How Coffee Affects Your Mouth & Teeth

Most people start each day with a hot cup -or two- of coffee. It’s the pick-me-up that helps get the day started, offering that much needed boost of energy when rolling back over in the bed sounds more appealing than anything else.  Consuming coffee even has a few health benefits when drank in moderation. However, coffee also has many negative attributes that many never consider, or at least dismiss without considerable thought. Learn a few of the many ways that coffee affects your mouth and teeth and begin better protecting your pearly whites.

Enamel Erosion

It isn’t a secret that acidic foods damage the enamel of the teeth. Many people are unaware that coffee is one of the most acidic drinks that a person can consume.  The acid in the coffee breaks down the enamel over time, weakening and destroying the teeth in its wake. Use a straw if you simply must drink coffee. Swishing water around in the mouth after drinking a cup of coffee is also ideal, but avoid brushing the teeth. Despite popular belief, brushing teeth immediately after consuming acidic drinks isn’t recommended since it causes the teeth added vulnerability against damage.  Wait at least one hour to brush the teeth after drinking coffee.

Bad Breath

dentist in hendersonbacteria that causes plaque

Coffee causes bad breath, even when the aromas of it brewing in the pot smell like heaven on earth. No one wants to be told that their breath stinks, but if you drink coffee, this might very well be something that you hear more often than not. The caffeine inside coffee dries out the saliva in your mouth, which in turn causes bacteria to grow at rapid rates and causes bad breath. You can chew sugar-free gum to minimize some of the coffee effects on your breath, or schedule an appointment with the dentist in henderson if it becomes more of a problem than you can handle yourself.

Kills Plaque Bacteria

This is a benefit that you won’t mind. Coffee can eliminate some of the bacteria that causes plaque from forming in the mouth. However, adding creamer and sugar to the coffee depletes these benefits and you don’t help yourself at all. Plaque bacteria causes gum disease, tooth decay, and an assortment of other oral health concerns that you certainly do not want to experience. Black coffee is the best coffee any time you reach for a cup. It is a bitter taste at first, but you adjust and soon enjoy the tastes that it delivers.

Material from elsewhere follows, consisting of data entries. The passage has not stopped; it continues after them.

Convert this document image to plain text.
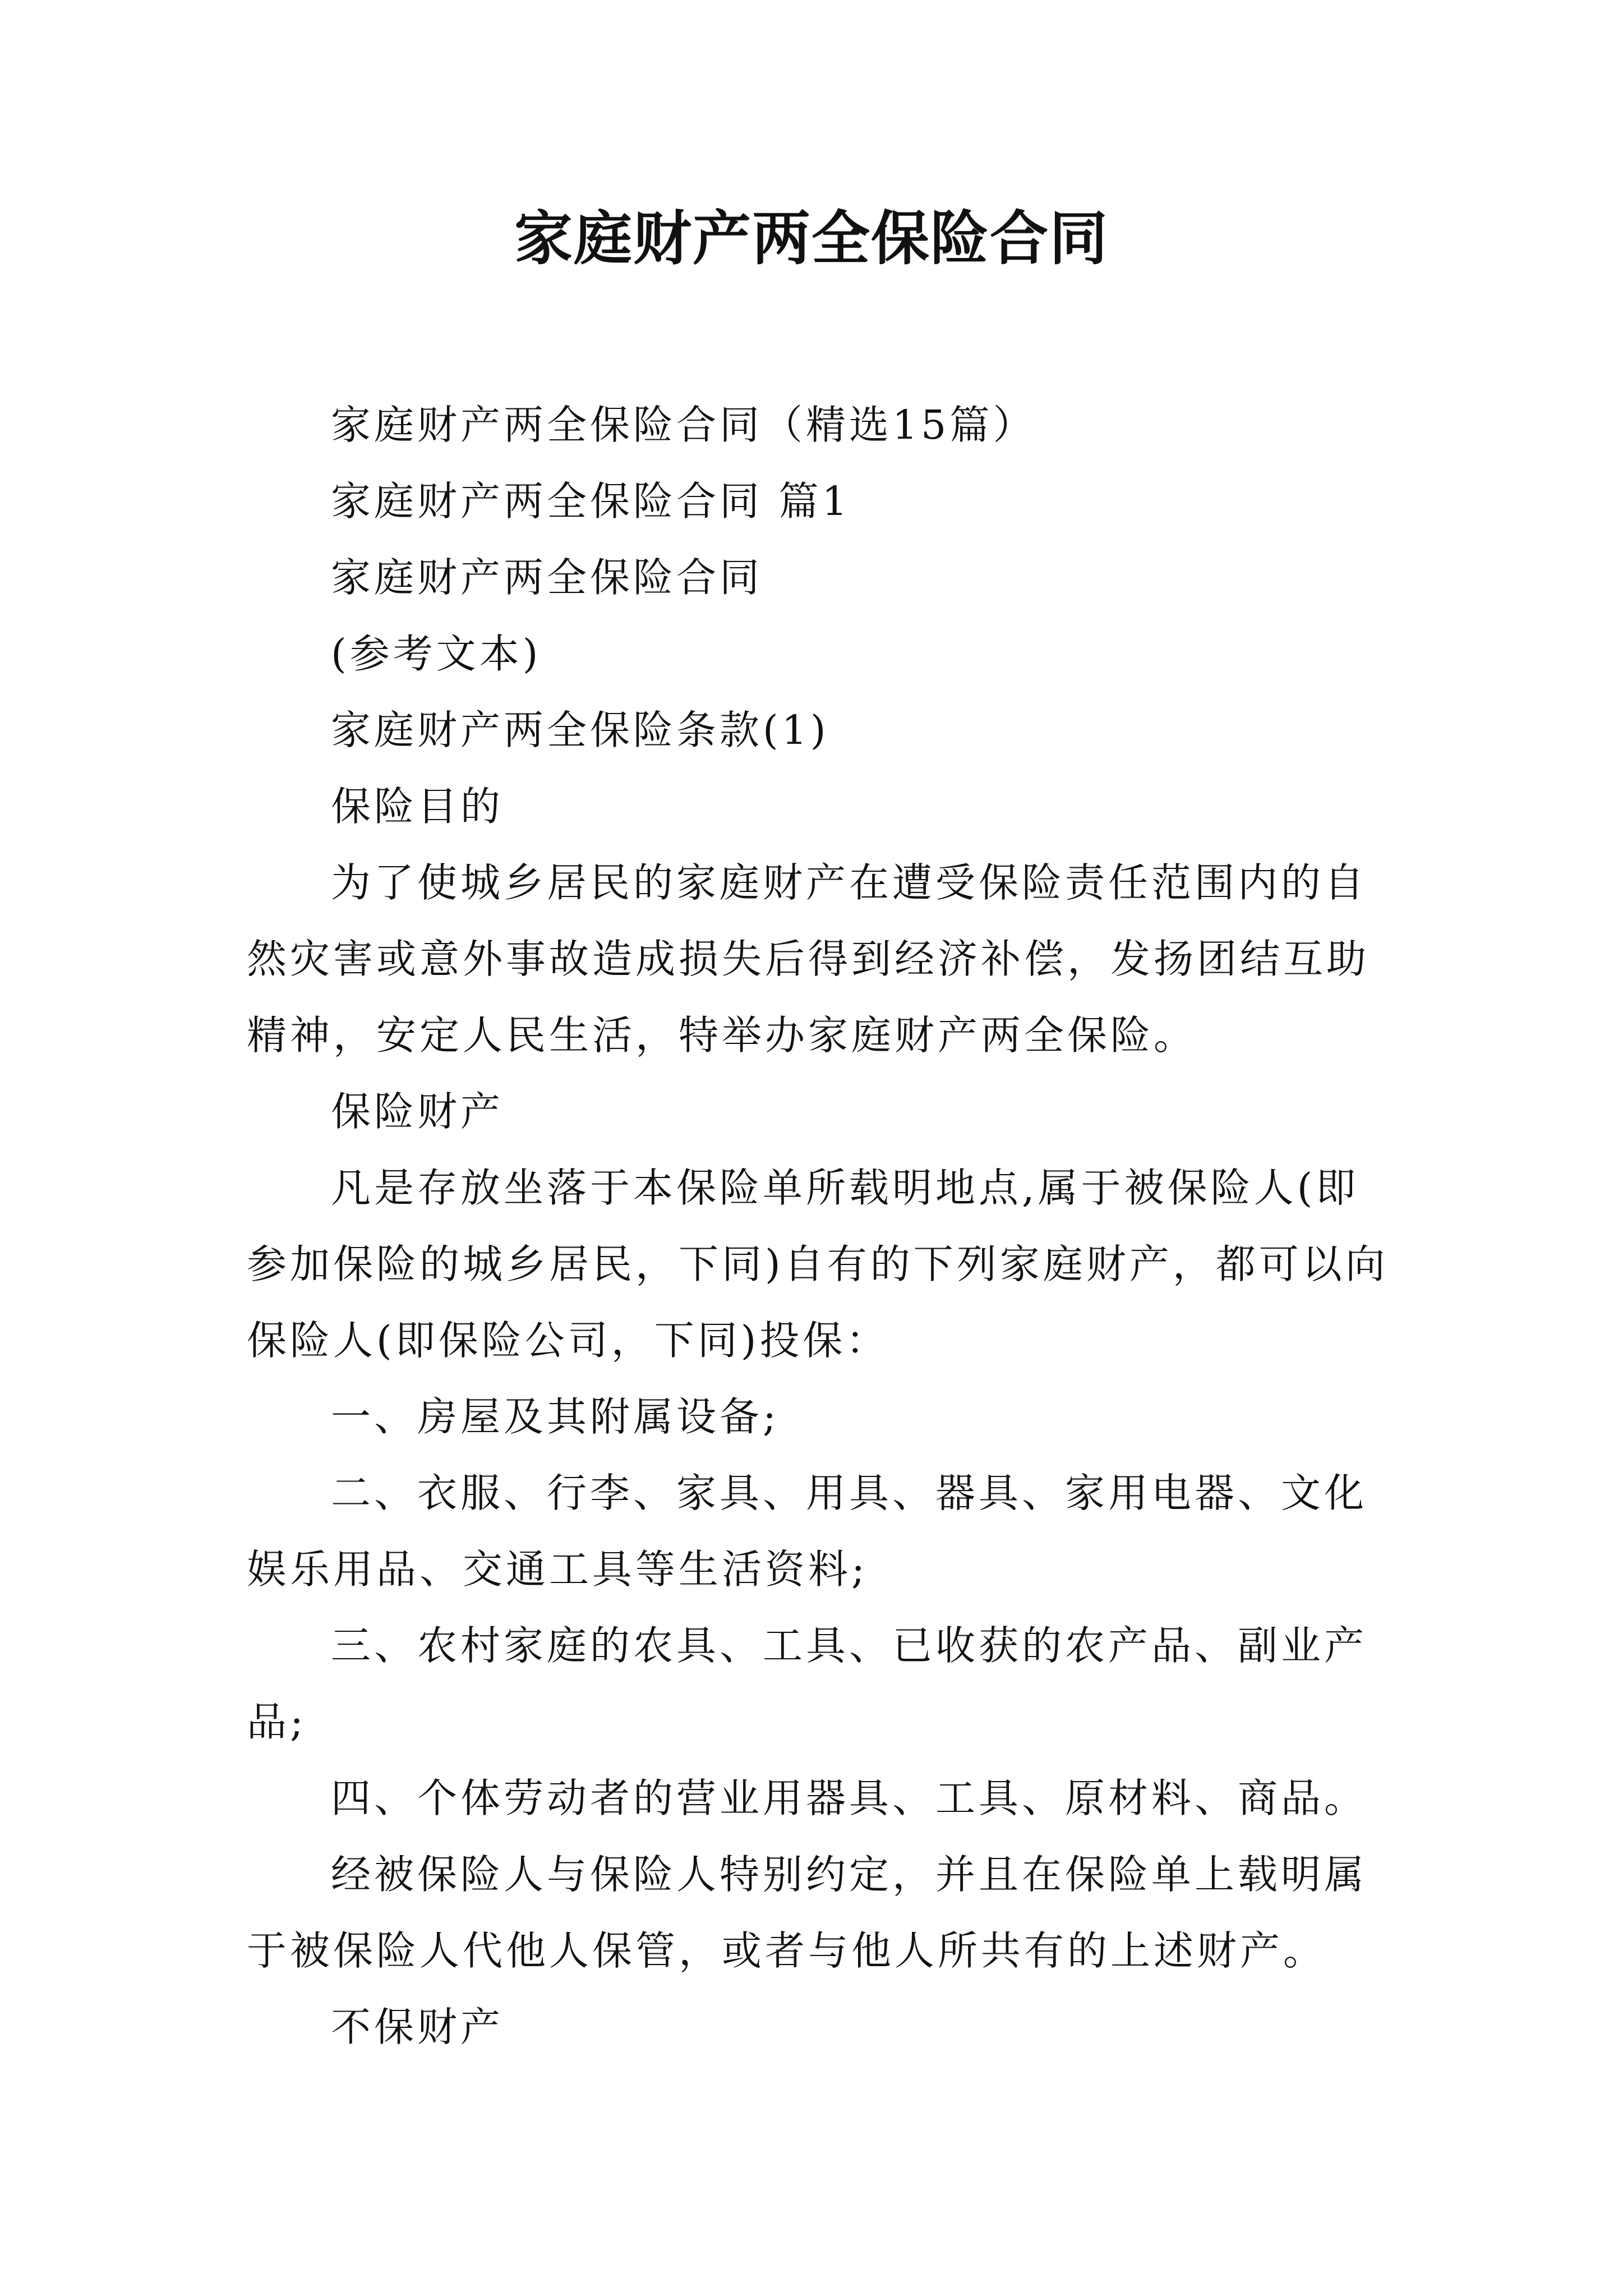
家庭财产两全保险合同

家庭财产两全保险合同（精选15篇）

家庭财产两全保险合同 篇1

家庭财产两全保险合同

(参考文本)

家庭财产两全保险条款(1)

保险目的

为了使城乡居民的家庭财产在遭受保险责任范围内的自然灾害或意外事故造成损失后得到经济补偿，发扬团结互助精神，安定人民生活，特举办家庭财产两全保险。

保险财产

凡是存放坐落于本保险单所载明地点,属于被保险人(即参加保险的城乡居民，下同)自有的下列家庭财产，都可以向保险人(即保险公司，下同)投保：

一、房屋及其附属设备;

二、衣服、行李、家具、用具、器具、家用电器、文化娱乐用品、交通工具等生活资料;

三、农村家庭的农具、工具、已收获的农产品、副业产品;

四、个体劳动者的营业用器具、工具、原材料、商品。

经被保险人与保险人特别约定，并且在保险单上载明属于被保险人代他人保管，或者与他人所共有的上述财产。

不保财产
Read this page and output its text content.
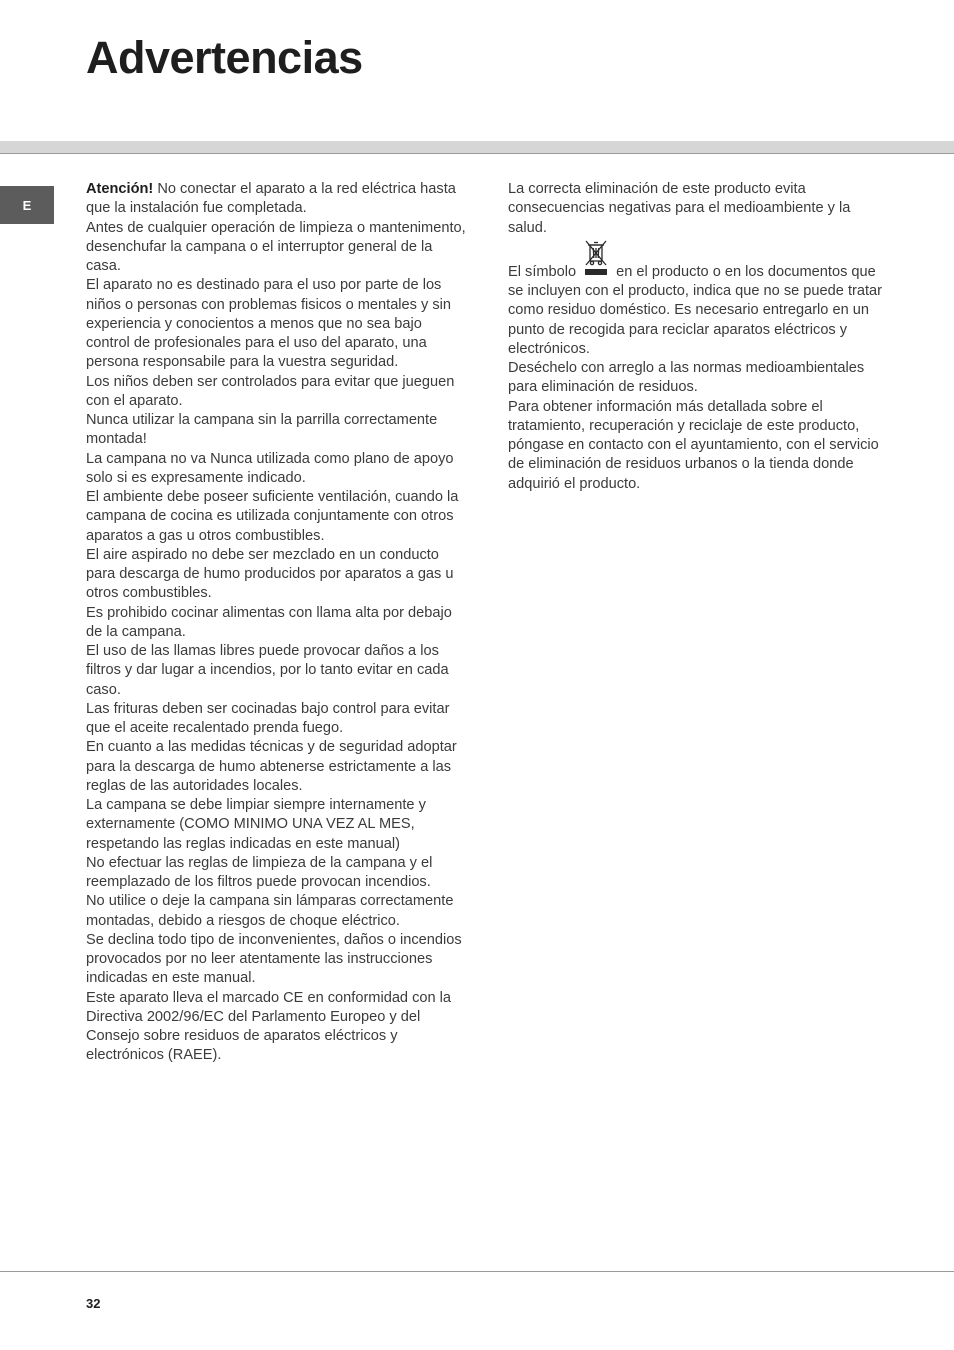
Advertencias
E

Atención! No conectar el aparato a la red eléctrica hasta que la instalación fue completada.

Antes de cualquier operación de limpieza o mantenimento, desenchufar la campana o el interruptor general de la casa.

El aparato no es destinado para el uso por parte de los niños o personas con problemas fisicos o mentales y sin experiencia y conocientos a menos que no sea bajo control de profesionales para el uso del aparato, una persona responsabile para la vuestra seguridad.

Los niños deben ser controlados para evitar que jueguen con el aparato.

Nunca utilizar la campana sin la parrilla correctamente montada!

La campana no va Nunca utilizada como plano de apoyo solo si es expresamente indicado.

El ambiente debe poseer suficiente ventilación, cuando la campana de cocina es utilizada conjuntamente con otros aparatos a gas u otros combustibles.

El aire aspirado no debe ser mezclado en un conducto para descarga de humo producidos por aparatos a gas u otros combustibles.

Es prohibido cocinar alimentas con llama alta por debajo de la campana.

El uso de las llamas libres puede provocar daños a los filtros y dar lugar a incendios, por lo tanto evitar en cada caso.

Las frituras deben ser cocinadas bajo control para evitar que el aceite recalentado prenda fuego.

En cuanto a las medidas técnicas y de seguridad adoptar para la descarga de humo abtenerse estrictamente a las reglas de las autoridades locales.

La campana se debe limpiar siempre internamente y externamente (COMO MINIMO UNA VEZ AL MES, respetando las reglas indicadas en este manual)

No efectuar las reglas de limpieza de la campana y el reemplazado de los filtros puede provocan incendios.

No utilice o deje la campana sin lámparas correctamente montadas, debido a riesgos de choque eléctrico.

Se declina todo tipo de inconvenientes, daños o incendios provocados por no leer atentamente las instrucciones indicadas en este manual.

Este aparato lleva el marcado CE en conformidad con la Directiva 2002/96/EC del Parlamento Europeo y del Consejo sobre residuos de aparatos eléctricos y electrónicos (RAEE).

La correcta eliminación de este producto evita consecuencias negativas para el medioambiente y la salud.

El símbolo	en el producto o en los documentos que se incluyen con el producto, indica que no se puede tratar como residuo doméstico. Es necesario entregarlo en un punto de recogida para reciclar aparatos eléctricos y electrónicos.

Deséchelo con arreglo a las normas medioambientales para eliminación de residuos.

Para obtener información más detallada sobre el tratamiento, recuperación y reciclaje de este producto, póngase en contacto con el ayuntamiento, con el servicio de eliminación de residuos urbanos o la tienda donde adquirió el producto.

32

Coffee is one of the best ways to wake up for most people and while it isn’t necessary to cut it out of the agenda, it is important that you’re aware of its effects on your oral health. You should look for ways to improve your dental care and oral health if you are a coffee drinker so that these problems do not become known to you. It is not hard to boost your oral care up a notch so that you’re better protected.